Very shortly after I took the job, they were still trying to solve a claim that was on the liability account. The claim went into three markets and it made me realize then that when you get to very large claims, there is a value to the insurers in delaying. These large lumps of money are very hard to manage for any organization. I think the industry at that stage really wasn't well equipped; it certainly wasn't able to efficiently deal with the large claims. The efficiency has improved enormously; the bigger players are looking all the time at ways in which they can diversify out into the capital markets.
BP came to a clear conclusion that its insurable risks were of a nature that it would be more economically efficient for the shareholders to diversify that risk into the capital markets. Ninety-seven percent are diversified funds. The reality is the point at which there would be a real impact has only one or two possible scenarios -- where the immediate impact would be more than $2 billion.
The TIC sits as a small instrument that can be used by the corporation when it's appropriate, for example when it needs to buy insurance for a joint venture. It doesn't buy reinsurance and is capitalized to $500 million.
Are you considering using the capital markets for BP's catastrophic coverage?

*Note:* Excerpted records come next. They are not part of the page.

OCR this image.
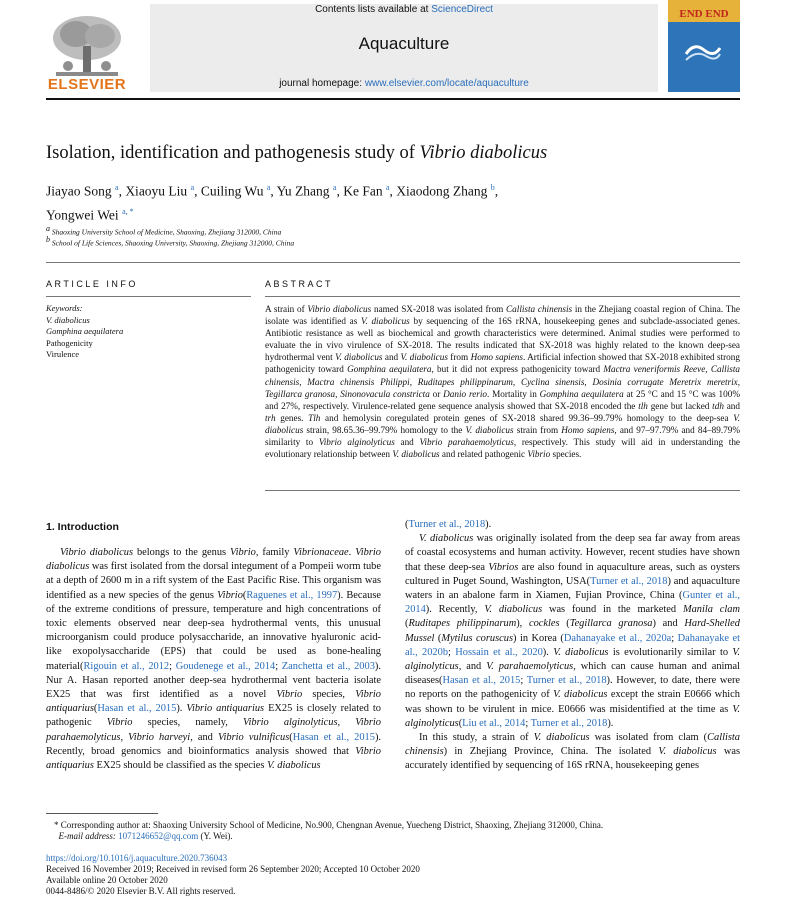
ELSEVIER
Contents lists available at ScienceDirect
Aquaculture
journal homepage: www.elsevier.com/locate/aquaculture
END END
Isolation, identification and pathogenesis study of Vibrio diabolicus
Jiayao Song $^a$, Xiaoyu Liu $^a$, Cuiling Wu $^a$, Yu Zhang $^a$, Ke Fan $^a$, Xiaodong Zhang $^b$,
Yongwei Wei $^{a, *}$
$^a$ Shaoxing University School of Medicine, Shaoxing, Zhejiang 312000, China
$^b$ School of Life Sciences, Shaoxing University, Shaoxing, Zhejiang 312000, China
ARTICLE INFO
Keywords:
V. diabolicus
Gomphina aequilatera
Pathogenicity
Virulence
ABSTRACT
A strain of Vibrio diabolicus named SX-2018 was isolated from Callista chinensis in the Zhejiang coastal region of China. The isolate was identified as V. diabolicus by sequencing of the 16S rRNA, housekeeping genes and subclade-associated genes. Antibiotic resistance as well as biochemical and growth characteristics were determined. Animal studies were performed to evaluate the in vivo virulence of SX-2018. The results indicated that SX-2018 was highly related to the known deep-sea hydrothermal vent V. diabolicus and V. diabolicus from Homo sapiens. Artificial infection showed that SX-2018 exhibited strong pathogenicity toward Gomphina aequilatera, but it did not express pathogenicity toward Mactra veneriformis Reeve, Callista chinensis, Mactra chinensis Philippi, Ruditapes philippinarum, Cyclina sinensis, Dosinia corrugate Meretrix meretrix, Tegillarca granosa, Sinonovacula constricta or Danio rerio. Mortality in Gomphina aequilatera at 25 °C and 15 °C was 100% and 27%, respectively. Virulence-related gene sequence analysis showed that SX-2018 encoded the tlh gene but lacked tdh and trh genes. Tlh and hemolysin coregulated protein genes of SX-2018 shared 99.36–99.79% homology to the deep-sea V. diabolicus strain, 98.65.36–99.79% homology to the V. diabolicus strain from Homo sapiens, and 97–97.79% and 84–89.79% similarity to Vibrio alginolyticus and Vibrio parahaemolyticus, respectively. This study will aid in understanding the evolutionary relationship between V. diabolicus and related pathogenic Vibrio species.
1. Introduction

Vibrio diabolicus belongs to the genus Vibrio, family Vibrionaceae. Vibrio diabolicus was first isolated from the dorsal integument of a Pompeii worm tube at a depth of 2600 m in a rift system of the East Pacific Rise. This organism was identified as a new species of the genus Vibrio(Raguenes et al., 1997). Because of the extreme conditions of pressure, temperature and high concentrations of toxic elements observed near deep-sea hydrothermal vents, this unusual microorganism could produce polysaccharide, an innovative hyaluronic acid-like exopolysaccharide (EPS) that could be used as bone-healing material(Rigouin et al., 2012; Goudenege et al., 2014; Zanchetta et al., 2003). Nur A. Hasan reported another deep-sea hydrothermal vent bacteria isolate EX25 that was first identified as a novel Vibrio species, Vibrio antiquarius(Hasan et al., 2015). Vibrio antiquarius EX25 is closely related to pathogenic Vibrio species, namely, Vibrio alginolyticus, Vibrio parahaemolyticus, Vibrio harveyi, and Vibrio vulnificus(Hasan et al., 2015). Recently, broad genomics and bioinformatics analysis showed that Vibrio antiquarius EX25 should be classified as the species V. diabolicus

(Turner et al., 2018).

V. diabolicus was originally isolated from the deep sea far away from areas of coastal ecosystems and human activity. However, recent studies have shown that these deep-sea Vibrios are also found in aquaculture areas, such as oysters cultured in Puget Sound, Washington, USA(Turner et al., 2018) and aquaculture waters in an abalone farm in Xiamen, Fujian Province, China (Gunter et al., 2014). Recently, V. diabolicus was found in the marketed Manila clam (Ruditapes philippinarum), cockles (Tegillarca granosa) and Hard-Shelled Mussel (Mytilus coruscus) in Korea (Dahanayake et al., 2020a; Dahanayake et al., 2020b; Hossain et al., 2020). V. diabolicus is evolutionarily similar to V. alginolyticus, and V. parahaemolyticus, which can cause human and animal diseases(Hasan et al., 2015; Turner et al., 2018). However, to date, there were no reports on the pathogenicity of V. diabolicus except the strain E0666 which was shown to be virulent in mice. E0666 was misidentified at the time as V. alginolyticus(Liu et al., 2014; Turner et al., 2018).

In this study, a strain of V. diabolicus was isolated from clam (Callista chinensis) in Zhejiang Province, China. The isolated V. diabolicus was accurately identified by sequencing of 16S rRNA, housekeeping genes

* Corresponding author at: Shaoxing University School of Medicine, No.900, Chengnan Avenue, Yuecheng District, Shaoxing, Zhejiang 312000, China.
E-mail address: 1071246652@qq.com (Y. Wei).
https://doi.org/10.1016/j.aquaculture.2020.736043
Received 16 November 2019; Received in revised form 26 September 2020; Accepted 10 October 2020
Available online 20 October 2020
0044-8486/© 2020 Elsevier B.V. All rights reserved.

We have been looking at that. They just need time to develop, but that doesn't mean to say that they aren't doing interesting things. I don't think we are in a position to really be a vanguard, but we have a very active watching brief on what is going on.
What impact has your approach to the insurance program had on BP?

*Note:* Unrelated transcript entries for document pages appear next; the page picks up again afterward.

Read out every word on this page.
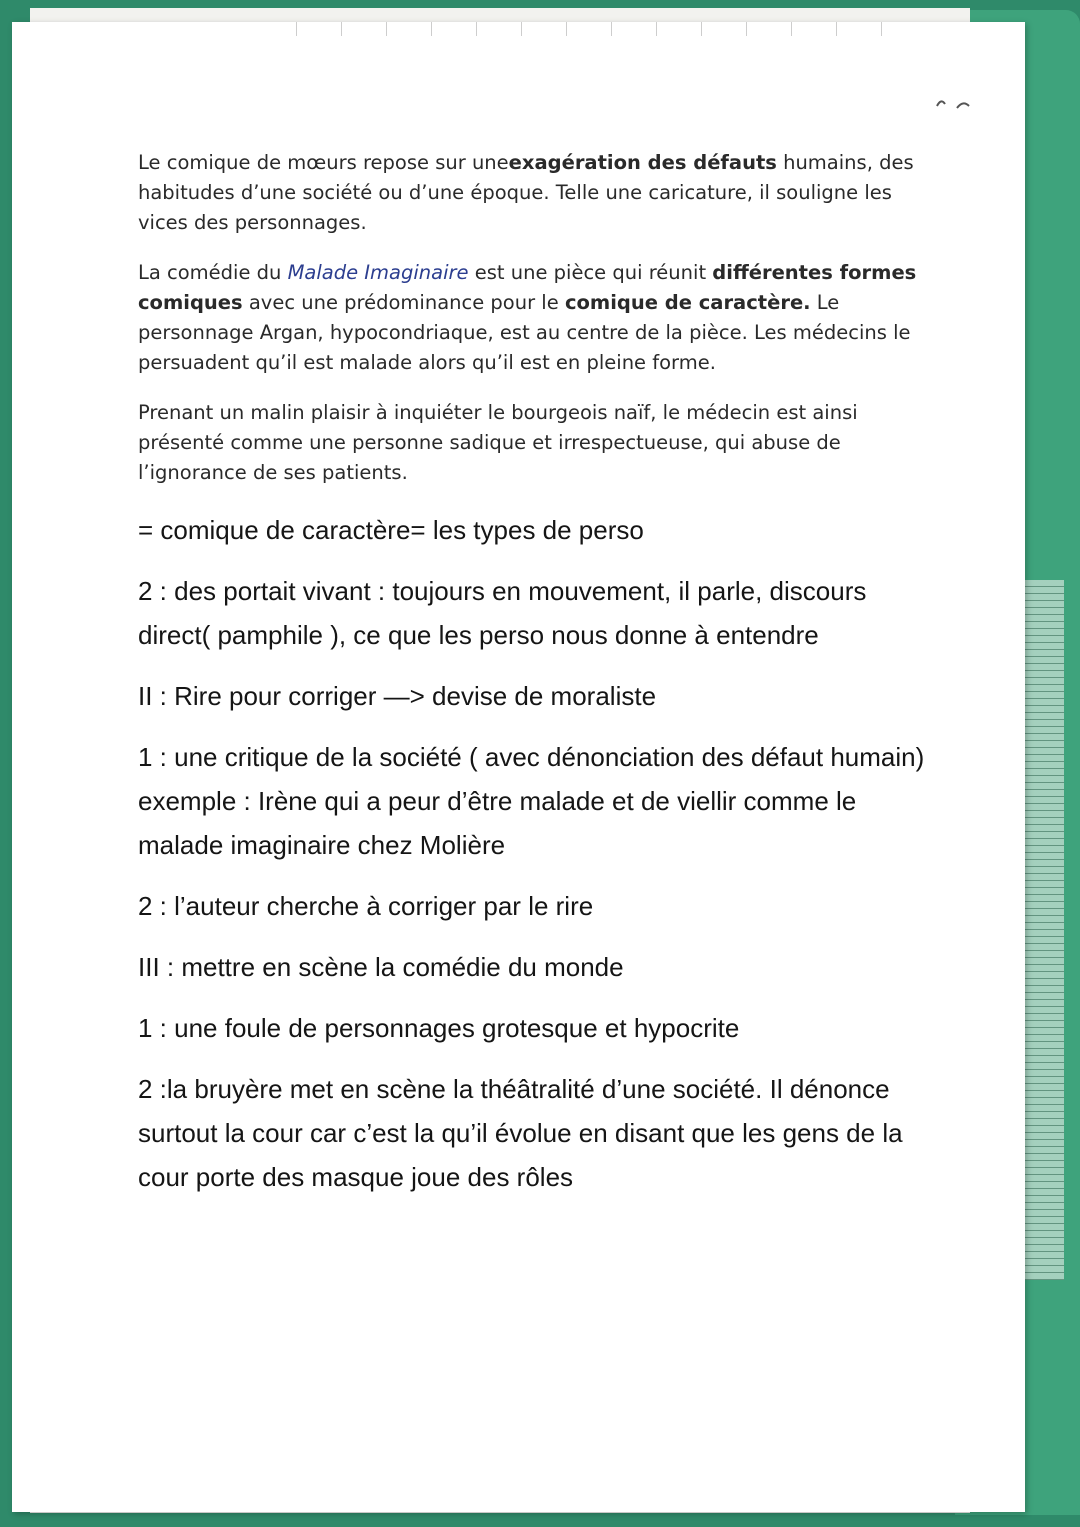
Le comique de mœurs repose sur uneexagération des défauts humains, des habitudes d’une société ou d’une époque. Telle une caricature, il souligne les vices des personnages.

La comédie du Malade Imaginaire est une pièce qui réunit différentes formes comiques avec une prédominance pour le comique de caractère. Le personnage Argan, hypocondriaque, est au centre de la pièce. Les médecins le persuadent qu’il est malade alors qu’il est en pleine forme.

Prenant un malin plaisir à inquiéter le bourgeois naïf, le médecin est ainsi présenté comme une personne sadique et irrespectueuse, qui abuse de l’ignorance de ses patients.

= comique de caractère= les types de perso

2 : des portait vivant : toujours en mouvement, il parle, discours direct( pamphile ), ce que les perso nous donne à entendre

II : Rire pour corriger —> devise de moraliste

1 : une critique de la société ( avec dénonciation des défaut humain) exemple : Irène qui a peur d’être malade et de viellir comme le malade imaginaire chez Molière

2 : l’auteur cherche à corriger par le rire

III : mettre en scène la comédie du monde

1 : une foule de personnages grotesque et hypocrite

2 :la bruyère met en scène la théâtralité d’une société. Il dénonce surtout la cour car c’est la qu’il évolue en disant que les gens de la cour porte des masque joue des rôles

We split risk apart, really. We put a lot of heavy responsibility onto others. The other thing is that we said this insurance was just simply a swapping shop, the TIC became an institution. Since the privatization, BP has atomized into 80 business units, and the managers have the responsibility of understanding risks. They have all the processes necessary to deal with the risks themselves with due guidance from the corporation as a whole.
It has driven a better understanding of risks. There is a better-managed process to analyze, understand and price risks, and the continual evaluation of what might be happening in the outside world that might be of value to the shareholder.
We have continued to add up what we have saved. We are banking the stream of money that would have come back if the risk had happened, and that which would have been lost in transaction costs. It is a very substantial amount of money over a period of time.
Since we did this, the corporation has become more diversified. It has a bigger spread of activities across the globe, and each time we add a different and uncorrelated risk to the corporation's portfolio, we are constantly carrying out an internal diversification process.
What changes do you see happening in the insurance and risk management world?
There is a never-ending science of understanding risk and quantifying it, deciding the best balance of risk the individual organization can bear and how to get rid of risk that it feels is unwise to bear. People will go on inventing better instruments and put pressure on producers. I don't think we will ever cut out brokers as a profession, but they are not necessarily always going to act as an intermediary.
There will be certain products where a risk manager will feel confident as a buyer to buy them because they know them or trust the brand. But sometimes they need professional advice before they go and buy the brand.
It can be hard for people to go out and get the best product for themselves. The intermediary must provide it at the point it can really add value and is truly acting as a professional.